Renungan itu terasa keras menggedor kesadaran. Di media sosial orang terlihat dengan gampang memaki apa saja yang dianggap suci oleh Muslim. Tak ada ragu dan menganggap hal itu absah karena dianggapnya negara ini tak butuh dengan agama, termasuk tak membutuhkan dukungan umat Islam.
Harus diakui pula, banyak di antara mereka yang suka mengunggah pernyataan tak beradab di media sosial terindikasi punya sakit kejiwaan, minimal adalah orang yang sebenarnya gila tapi sekilas di mata umum dianggap orang normal atau sehat jiwanya (edan ora konangan/gila tapi tak ketahuan,red). Mereka kadang teriak seraya menujuk kepada orang lain bahwa agama dan Tuhan tidak peru dibela, tapi ketika berbicara kepada diri sendiri dan kelompoknya mereka mengatakan bahwa apa yang dilakukannya adalah demi menambah kemuliaan Tuhan yang diyakininya.
Bila di zaman lalu, ada Darmog Gandul, Gatoloco, hingga cerpen ‘Langit Makin Mendung’-nya Ki Panji Kusmin, tapi apa yang disebutkan anak ‘zaman old’ itu belum sevulgar dan meluas seperti sekarang ini. Celakanya lagi, mereka juga tak bersikap kesatria karena banyak di antara para penulis ‘kebalanan’ itu tidak berani menyebut jati dirinya alias dengan membuat akun palsu. Dan bila ada yang berani memakai nama yang jelas, maka ketika ditangkap polisi mereka segera bersikap ‘cemen’: menangis dan kelojotan tak keruan dan memohon-mohon minta ampun.

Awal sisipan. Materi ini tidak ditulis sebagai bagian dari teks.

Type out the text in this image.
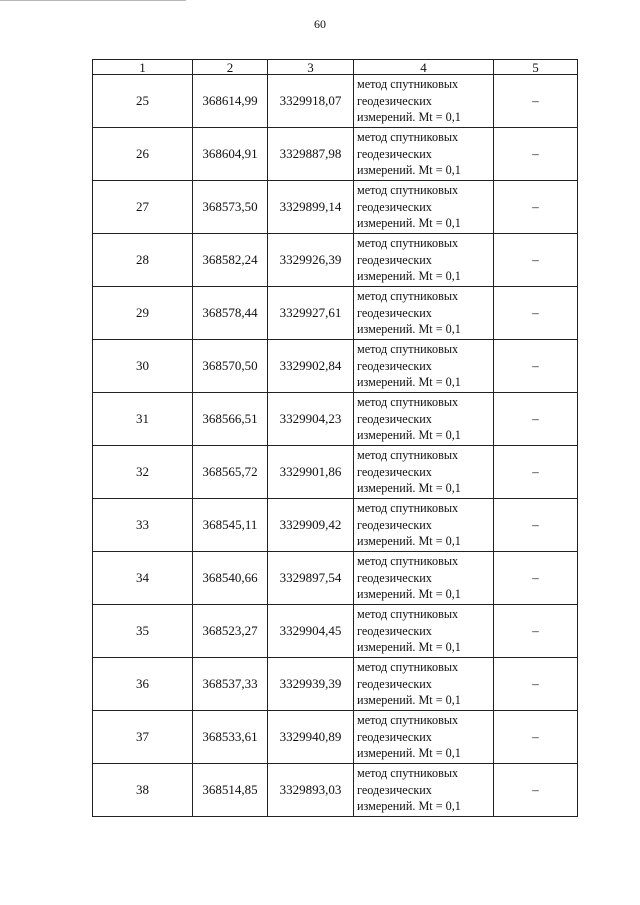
60
1	2	3	4	5
25	368614,99	3329918,07	метод спутниковых
геодезических
измерений. Mt = 0,1	–
26	368604,91	3329887,98	метод спутниковых
геодезических
измерений. Mt = 0,1	–
27	368573,50	3329899,14	метод спутниковых
геодезических
измерений. Mt = 0,1	–
28	368582,24	3329926,39	метод спутниковых
геодезических
измерений. Mt = 0,1	–
29	368578,44	3329927,61	метод спутниковых
геодезических
измерений. Mt = 0,1	–
30	368570,50	3329902,84	метод спутниковых
геодезических
измерений. Mt = 0,1	–
31	368566,51	3329904,23	метод спутниковых
геодезических
измерений. Mt = 0,1	–
32	368565,72	3329901,86	метод спутниковых
геодезических
измерений. Mt = 0,1	–
33	368545,11	3329909,42	метод спутниковых
геодезических
измерений. Mt = 0,1	–
34	368540,66	3329897,54	метод спутниковых
геодезических
измерений. Mt = 0,1	–
35	368523,27	3329904,45	метод спутниковых
геодезических
измерений. Mt = 0,1	–
36	368537,33	3329939,39	метод спутниковых
геодезических
измерений. Mt = 0,1	–
37	368533,61	3329940,89	метод спутниковых
геодезических
измерений. Mt = 0,1	–
38	368514,85	3329893,03	метод спутниковых
геодезических
измерений. Mt = 0,1	–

Tapi apa sih sebenarnya yang terjadi. Maka jawabnya jelas, begitu banyaknya sikap dan tulisan yang banal terhadap ajaran Islam jelas menunjukan sentimen terhadap Islam kini tengah menanjak naik. Lalu Islam yang seperti apa yang harus dipandang sentimen atau negatif? Jawabnya, ya seperti ajaran Snouck Hurgronje bahwa Islam politiklah yang harus ditebas habis, Islam ibadah tak diganggu alias dibiarkan berjalan seperti biasa.